Third, we might lose even more in production scenarios. When we serve multiple users on the same GPU, we find that as the batch size increases, the generation speed of DLLMs gradually falls behind AR models. This is because as the batch size increases, the inherent parallelism within the AR batch is better utilized.
Fourth, another acceleration technique, speculative sampling, can theoretically bring a 2-3x speedup to AR models. This gain is similar to the gains from DLLMs.

Current Research Directions for DLLMs:

Information from previous predictions is lost after re-masking. This previously predicted information is an intermediate state; it’s incorrect but potentially useful. We want to be able to use this intermediate state, turning it into a continuous state.
Existing (already generated) text cannot be 100% trusted. Although traditional LLaDa can modify already generated text, it wasn’t actually trained to do so. It was only trained to modify masks.
Due to the inherent limitations of KV cache, DLLMs will ultimately take the form of block diffusion.
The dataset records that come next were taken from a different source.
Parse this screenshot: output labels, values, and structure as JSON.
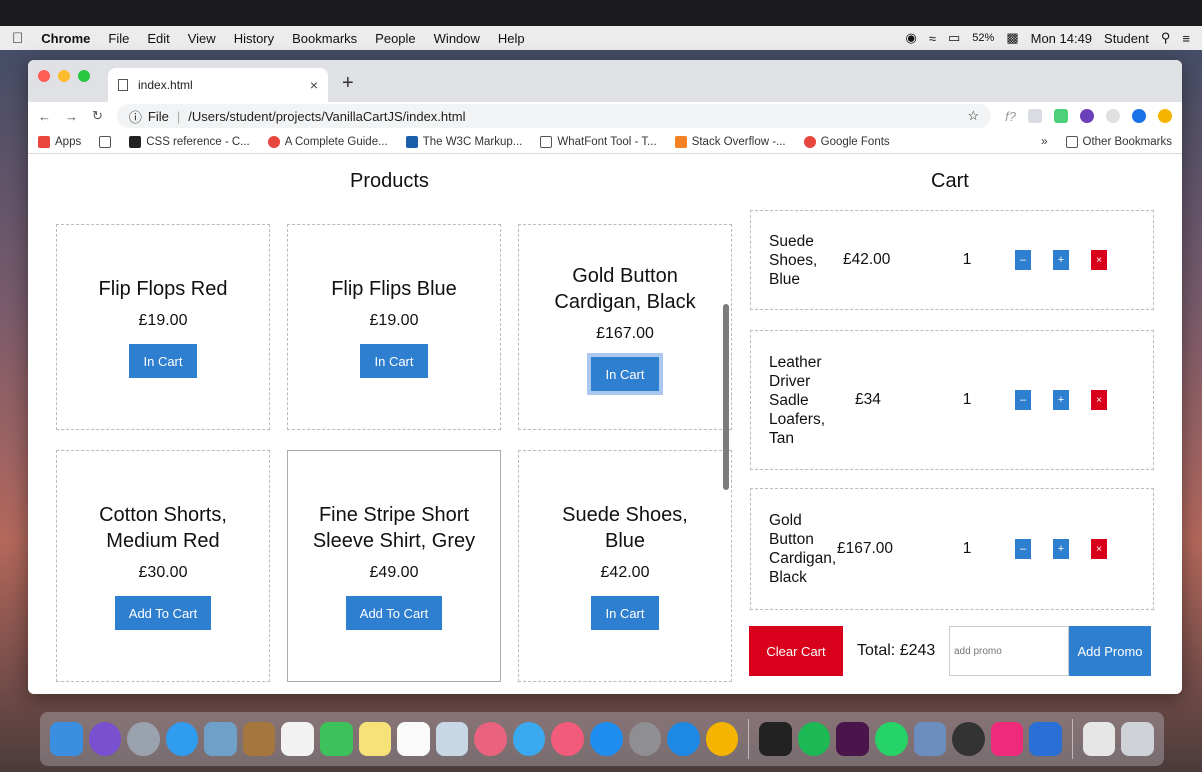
{
  "menubar": {
    "app": "Chrome",
    "items": [
      "File",
      "Edit",
      "View",
      "History",
      "Bookmarks",
      "People",
      "Window",
      "Help"
    ],
    "battery": "52%",
    "clock": "Mon 14:49",
    "user": "Student"
  },
  "browser": {
    "tab_title": "index.html",
    "url_scheme": "File",
    "url": "/Users/student/projects/VanillaCartJS/index.html",
    "bookmarks": [
      {
        "label": "Apps",
        "icon": "apps-icon",
        "color": "#e8453c"
      },
      {
        "label": "",
        "icon": "doc-icon",
        "color": "#ffffff"
      },
      {
        "label": "CSS reference - C...",
        "icon": "css-tricks-icon",
        "color": "#222222"
      },
      {
        "label": "A Complete Guide...",
        "icon": "css-tricks-star-icon",
        "color": "#e8453c"
      },
      {
        "label": "The W3C Markup...",
        "icon": "w3c-icon",
        "color": "#1a5faa"
      },
      {
        "label": "WhatFont Tool - T...",
        "icon": "doc-icon",
        "color": "#ffffff"
      },
      {
        "label": "Stack Overflow -...",
        "icon": "stackoverflow-icon",
        "color": "#f48024"
      },
      {
        "label": "Google Fonts",
        "icon": "google-fonts-icon",
        "color": "#e8453c"
      }
    ],
    "other_bookmarks": "Other Bookmarks",
    "more": "»"
  },
  "products_heading": "Products",
  "cart_heading": "Cart",
  "products": [
    {
      "name": "Flip Flops Red",
      "price": "£19.00",
      "button": "In Cart"
    },
    {
      "name": "Flip Flips Blue",
      "price": "£19.00",
      "button": "In Cart"
    },
    {
      "name": "Gold Button Cardigan, Black",
      "price": "£167.00",
      "button": "In Cart"
    },
    {
      "name": "Cotton Shorts, Medium Red",
      "price": "£30.00",
      "button": "Add To Cart"
    },
    {
      "name": "Fine Stripe Short Sleeve Shirt, Grey",
      "price": "£49.00",
      "button": "Add To Cart"
    },
    {
      "name": "Suede Shoes, Blue",
      "price": "£42.00",
      "button": "In Cart"
    }
  ],
  "cart": {
    "items": [
      {
        "name": "Suede Shoes, Blue",
        "price": "£42.00",
        "qty": "1"
      },
      {
        "name": "Leather Driver Sadle Loafers, Tan",
        "price": "£34",
        "qty": "1"
      },
      {
        "name": "Gold Button Cardigan, Black",
        "price": "£167.00",
        "qty": "1"
      }
    ],
    "minus": "–",
    "plus": "+",
    "remove": "×",
    "clear_label": "Clear Cart",
    "total": "Total: £243",
    "promo_placeholder": "add promo",
    "promo_button": "Add Promo"
  },
  "colors": {
    "accent": "#2e7fd0",
    "danger": "#d9001b"
  }
}
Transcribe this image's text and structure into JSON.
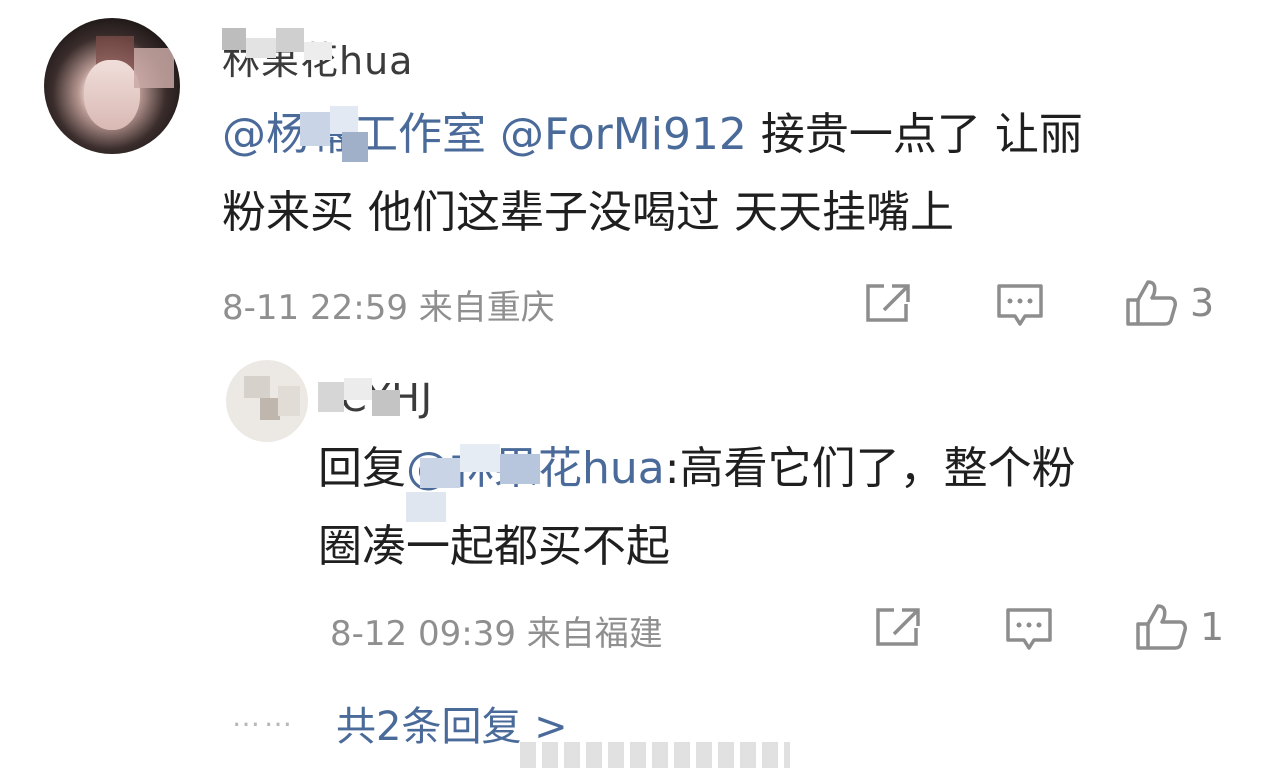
{
  "comment": {
    "username": "林果花hua",
    "mention_studio": "@杨幂工作室",
    "mention_user": "@ForMi912",
    "text_line1": " 接贵一点了 让丽",
    "text_line2": "粉来买 他们这辈子没喝过 天天挂嘴上",
    "timestamp": "8-11 22:59",
    "location": "来自重庆",
    "like_count": "3"
  },
  "reply": {
    "username": "YCYHJ",
    "prefix": "回复",
    "mention": "@林果花hua",
    "text_line1": ":高看它们了，整个粉",
    "text_line2": "圈凑一起都买不起",
    "timestamp": "8-12 09:39",
    "location": "来自福建",
    "like_count": "1"
  },
  "more": {
    "dots": "……",
    "label": "共2条回复 >"
  },
  "icons": {
    "share": "share-icon",
    "comment": "comment-icon",
    "like": "thumbs-up-icon"
  },
  "colors": {
    "mention": "#4a6a9a",
    "meta": "#8f8f8f",
    "text": "#1f1f1f"
  }
}
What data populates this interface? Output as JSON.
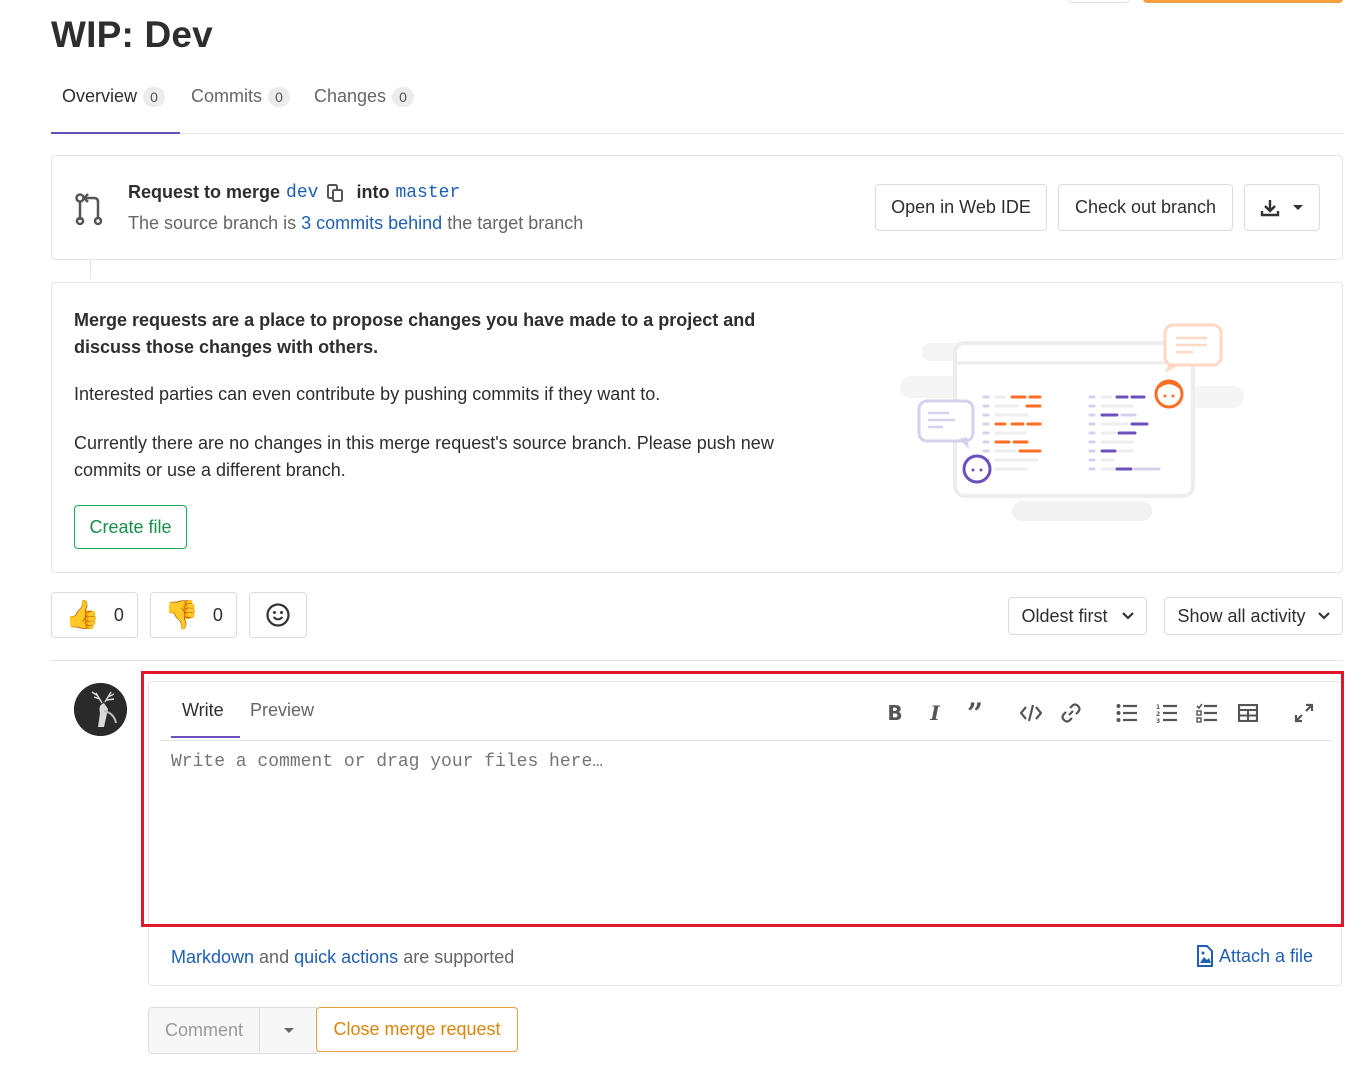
{
  "page": {
    "title": "WIP: Dev"
  },
  "tabs": [
    {
      "label": "Overview",
      "count": "0"
    },
    {
      "label": "Commits",
      "count": "0"
    },
    {
      "label": "Changes",
      "count": "0"
    }
  ],
  "merge_info": {
    "request_text": "Request to merge",
    "source_branch": "dev",
    "into_text": "into",
    "target_branch": "master",
    "status_prefix": "The source branch is",
    "status_link": "3 commits behind",
    "status_suffix": "the target branch",
    "open_web_ide": "Open in Web IDE",
    "check_out_branch": "Check out branch"
  },
  "empty_state": {
    "para1": "Merge requests are a place to propose changes you have made to a project and discuss those changes with others.",
    "para2": "Interested parties can even contribute by pushing commits if they want to.",
    "para3": "Currently there are no changes in this merge request's source branch. Please push new commits or use a different branch.",
    "create_file": "Create file"
  },
  "awards": {
    "thumbs_up_count": "0",
    "thumbs_down_count": "0"
  },
  "sort": {
    "order": "Oldest first",
    "filter": "Show all activity"
  },
  "editor": {
    "tab_write": "Write",
    "tab_preview": "Preview",
    "placeholder": "Write a comment or drag your files here…",
    "footer_markdown": "Markdown",
    "footer_and": "and",
    "footer_quick_actions": "quick actions",
    "footer_supported": "are supported",
    "attach_file": "Attach a file"
  },
  "actions": {
    "comment": "Comment",
    "close_mr": "Close merge request"
  },
  "colors": {
    "accent": "#6b4fbb",
    "link": "#1f5fb3",
    "success": "#1aaa55",
    "warning": "#d8860f",
    "highlight": "#e2172a"
  }
}
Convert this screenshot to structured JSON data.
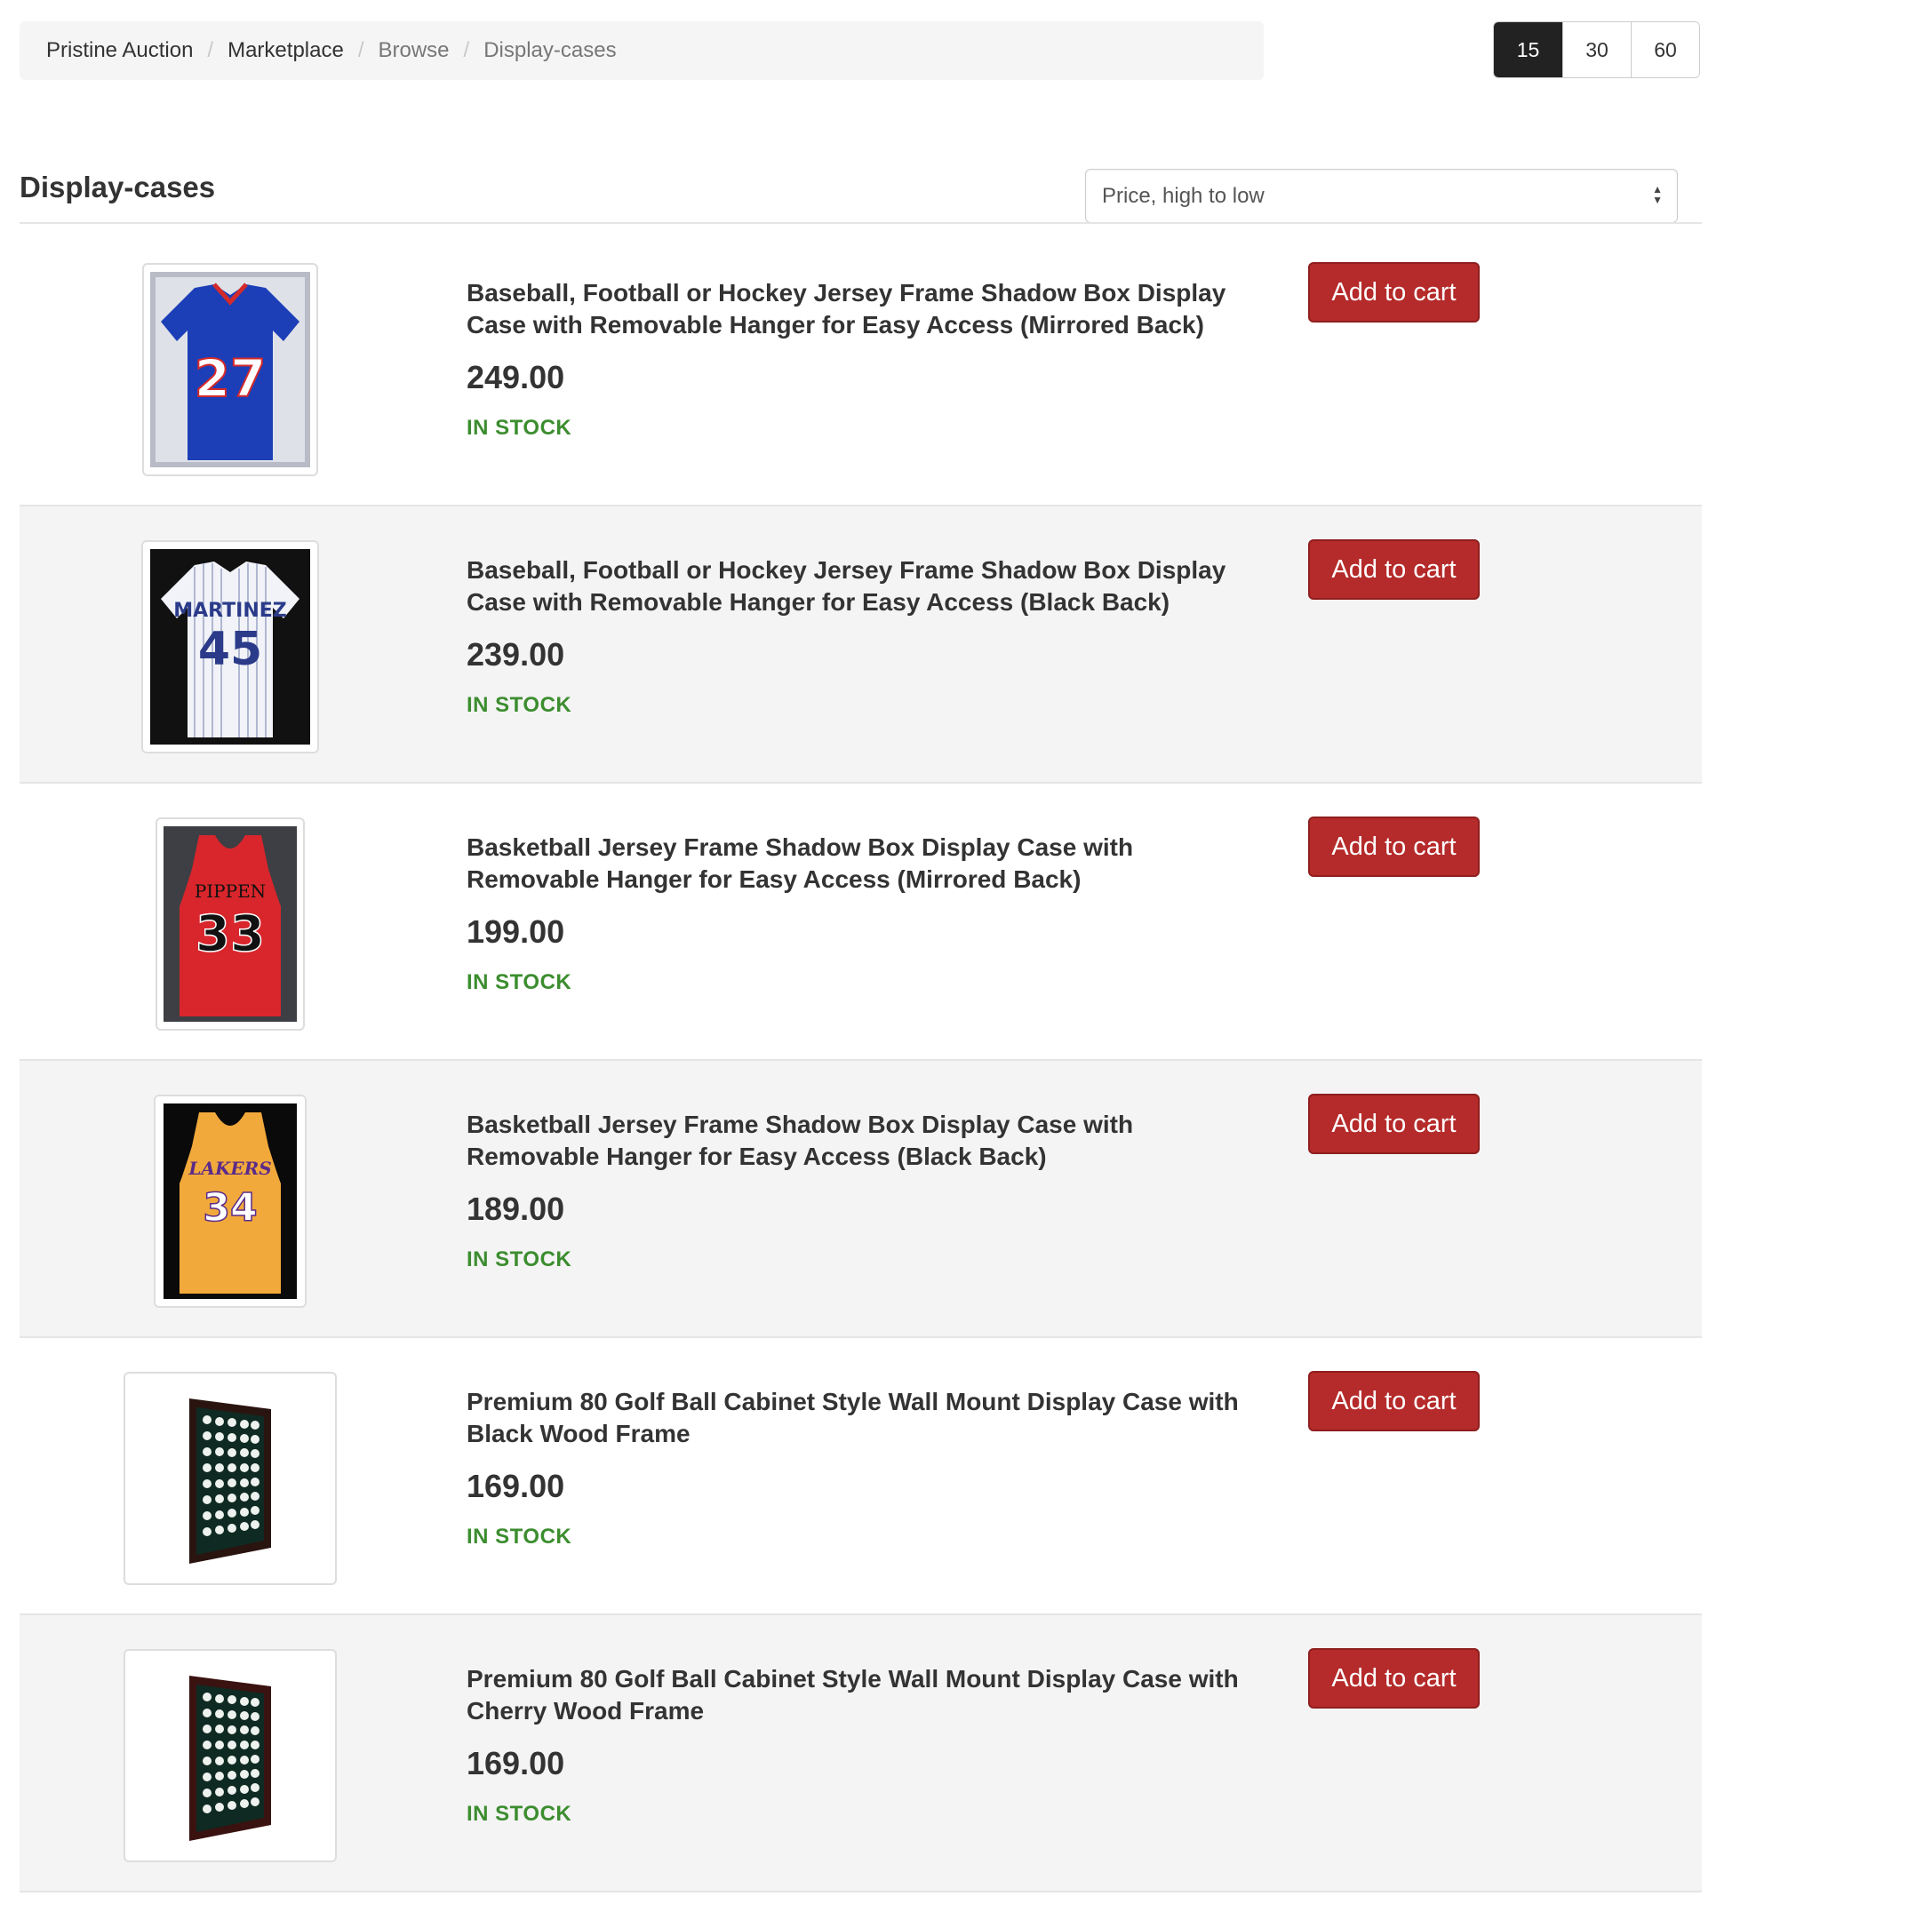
{
  "breadcrumb": {
    "items": [
      "Pristine Auction",
      "Marketplace",
      "Browse",
      "Display-cases"
    ]
  },
  "per_page": {
    "options": [
      "15",
      "30",
      "60"
    ],
    "selected": "15"
  },
  "category": {
    "title": "Display-cases",
    "sort_value": "Price, high to low"
  },
  "products": [
    {
      "name": "Baseball, Football or Hockey Jersey Frame Shadow Box Display Case with Removable Hanger for Easy Access (Mirrored Back)",
      "price": "249.00",
      "stock": "IN STOCK",
      "cart_label": "Add to cart",
      "image_icon": "blue-jersey-27-icon"
    },
    {
      "name": "Baseball, Football or Hockey Jersey Frame Shadow Box Display Case with Removable Hanger for Easy Access (Black Back)",
      "price": "239.00",
      "stock": "IN STOCK",
      "cart_label": "Add to cart",
      "image_icon": "pinstripe-jersey-45-icon"
    },
    {
      "name": "Basketball Jersey Frame Shadow Box Display Case with Removable Hanger for Easy Access (Mirrored Back)",
      "price": "199.00",
      "stock": "IN STOCK",
      "cart_label": "Add to cart",
      "image_icon": "red-jersey-33-icon"
    },
    {
      "name": "Basketball Jersey Frame Shadow Box Display Case with Removable Hanger for Easy Access (Black Back)",
      "price": "189.00",
      "stock": "IN STOCK",
      "cart_label": "Add to cart",
      "image_icon": "gold-jersey-34-icon"
    },
    {
      "name": "Premium 80 Golf Ball Cabinet Style Wall Mount Display Case with Black Wood Frame",
      "price": "169.00",
      "stock": "IN STOCK",
      "cart_label": "Add to cart",
      "image_icon": "golf-ball-cabinet-icon"
    },
    {
      "name": "Premium 80 Golf Ball Cabinet Style Wall Mount Display Case with Cherry Wood Frame",
      "price": "169.00",
      "stock": "IN STOCK",
      "cart_label": "Add to cart",
      "image_icon": "golf-ball-cabinet-icon"
    }
  ],
  "colors": {
    "accent_button": "#b52a2a",
    "in_stock": "#3c8d2f",
    "active_toggle": "#222222"
  }
}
So, how can we build an optimal generation scheduling mechanism? When should it decide to be AR, and when to use a block? How to determine the block size? And how to consider KV Cache optimization when determining this optimal generation order?
How can DLLMs perform insertion and deletion operations, and how can they account for KV Cache reuse while doing so?

Current Analytical Questions for DLLMs:

Does fine-tuning from an AR model to a DLLM have scaling properties? Can I get a comparable DLLM at the 100B parameter level? How many tokens would it take, and what characteristics must these tokens have?
Is there any difference between the AR component of a DLLM and a standard AR model? Does it have higher compressibility? If using KV Cache, can a larger amount of the cache be pruned?
If a DLLM can achieve an intermediate state of latent embedding, does it mean that problems like “large concept models” and “latent reasoning” can work under this architecture?
Are the natural acceleration properties of DLLMs the final piece of the puzzle for Agents? The characteristics of agents are long context, high latency requirements, and high intelligence requirements. If DLLMs can do compression and acceleration well, could this be the solution?
Why does latent reasoning not work, but converting images into continuous-space tokens and feeding them into the network does work?